Maybe I don't know what culture shock is, but my understanding had been that it only happens in other countries or when you have spent a long time over seas and their culture starts to frustrate you or you go back "home" and "everyone is so selfish!". What I've learned from culture shock recently is this, it can hit you at any time, at any place, it's that moment when you realize you're stuck. When reality hits you. You've signed up for an assignment and you didn't realize what that was exactly. You feel claustrophobic, like stuck in a cave, everything seems black and hopeless. You lose purpose, you lose sense of who you are, what you're doing with your life. 

Moving from a northern culture that I was comfortable with to a southern culture that was less than home to me, was a shock.
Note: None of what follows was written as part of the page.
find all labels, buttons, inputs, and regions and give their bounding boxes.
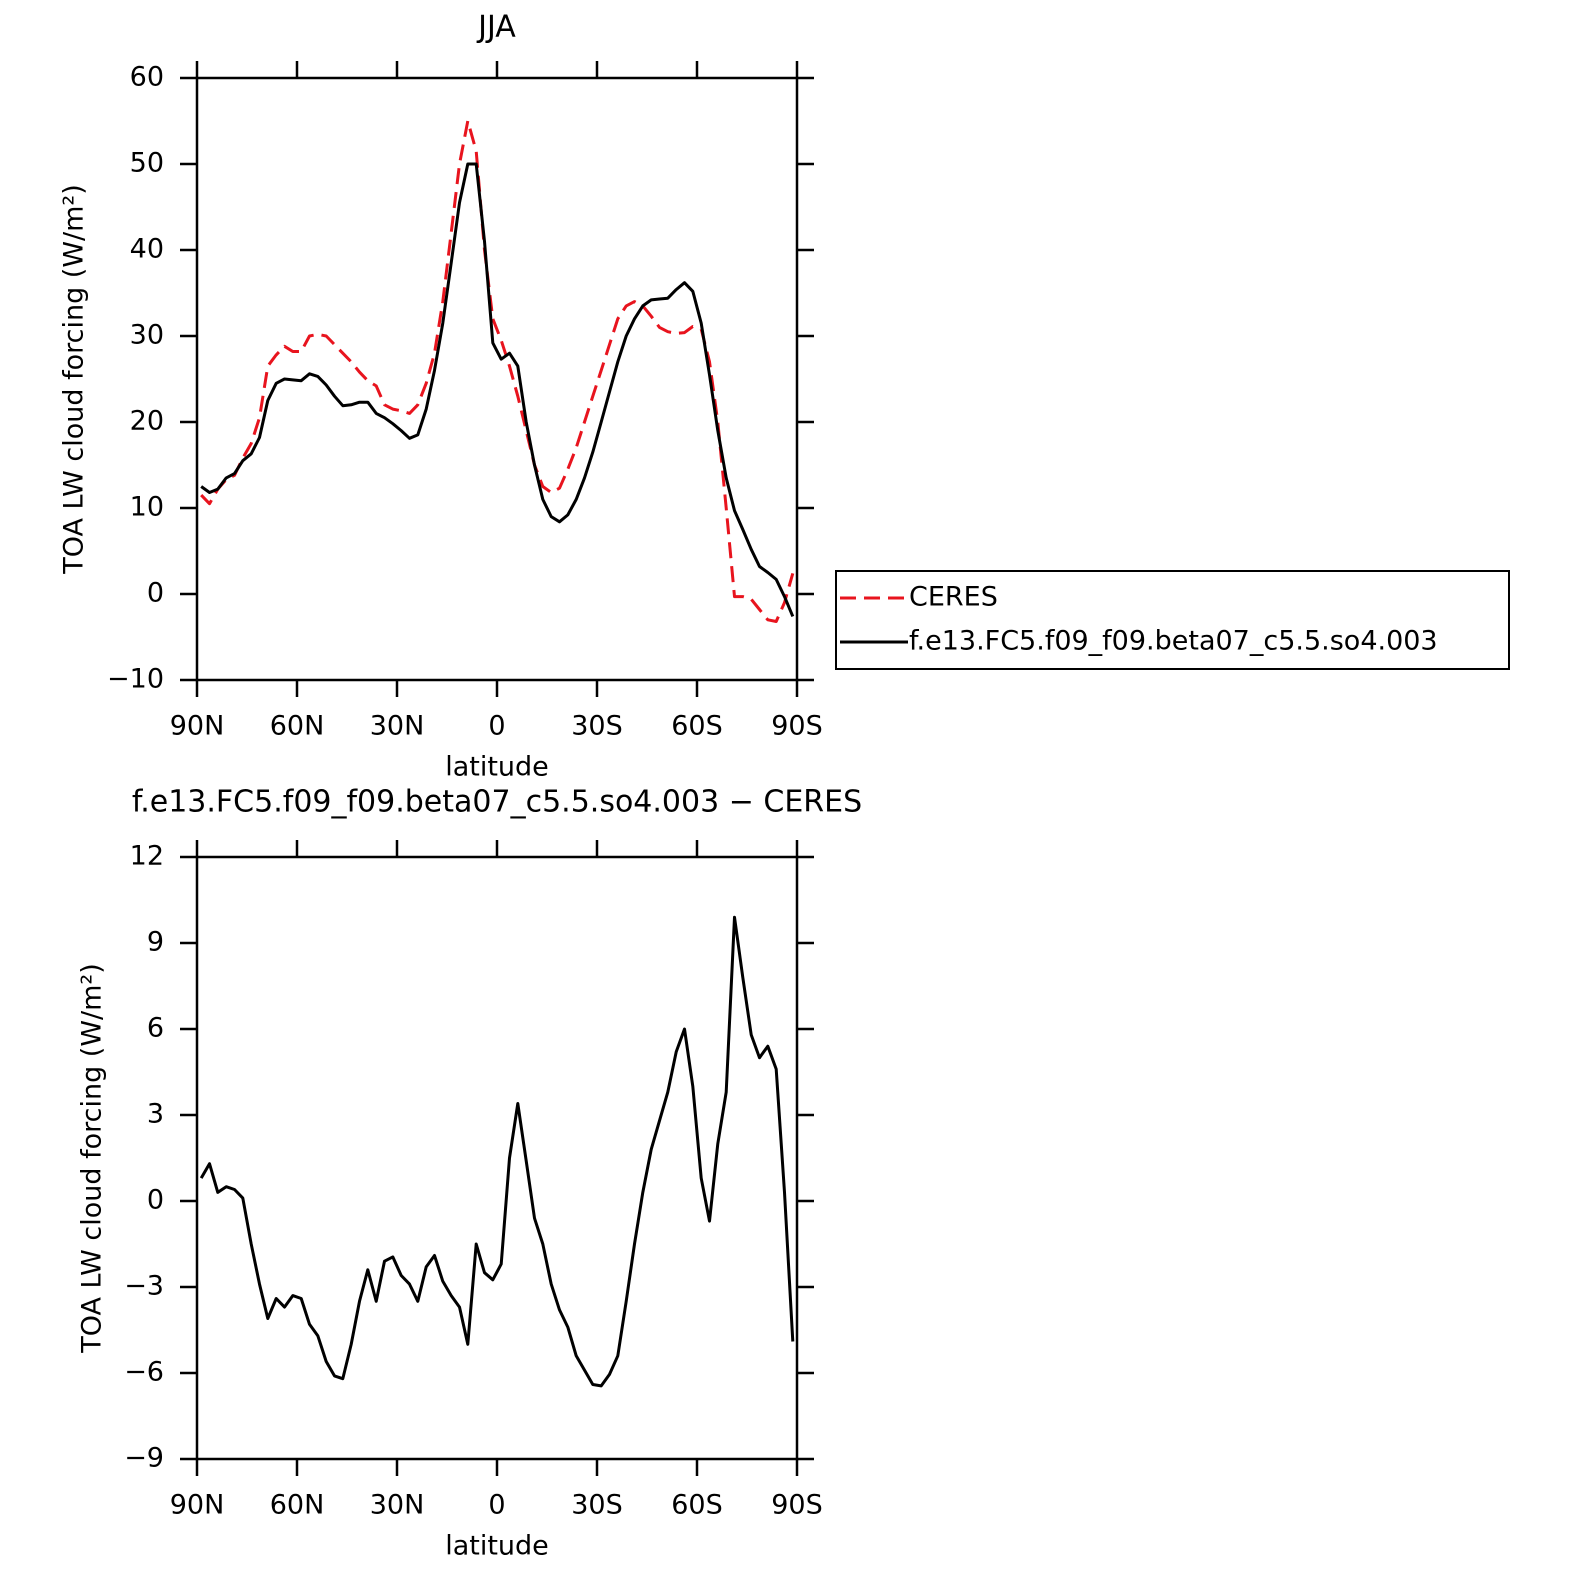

When I signed up for a missionaries life I knew it meant leaving my family, leaving my state and going wherever my Lord asked me to go, but I didn't know it meant Mississippi. I thought it meant the jungles of Colombia. The villages of India. The mountains of Papua New Guinea. The Great Wall of China. Not a small blimp on a map. 

This isn't the first time God has brought to my attention that my focus is on doing rather than being with him, but obviously I didn't learn it, because I still cry and pout that I'm not doing "great things for God". He never asked me to me to go the jungles or the villages and tribes, he asked me to obedient to go wherever he sent me, to do all that he asked, and to say all that he told me to say. Who am I serving? God or missions? What is my heart after, my God or myself? 

As we begin this New Year, I pose the same question to you. Who are you living for? God or self? Where will you spend your time, money and resources? Getting to know your creator or just doing?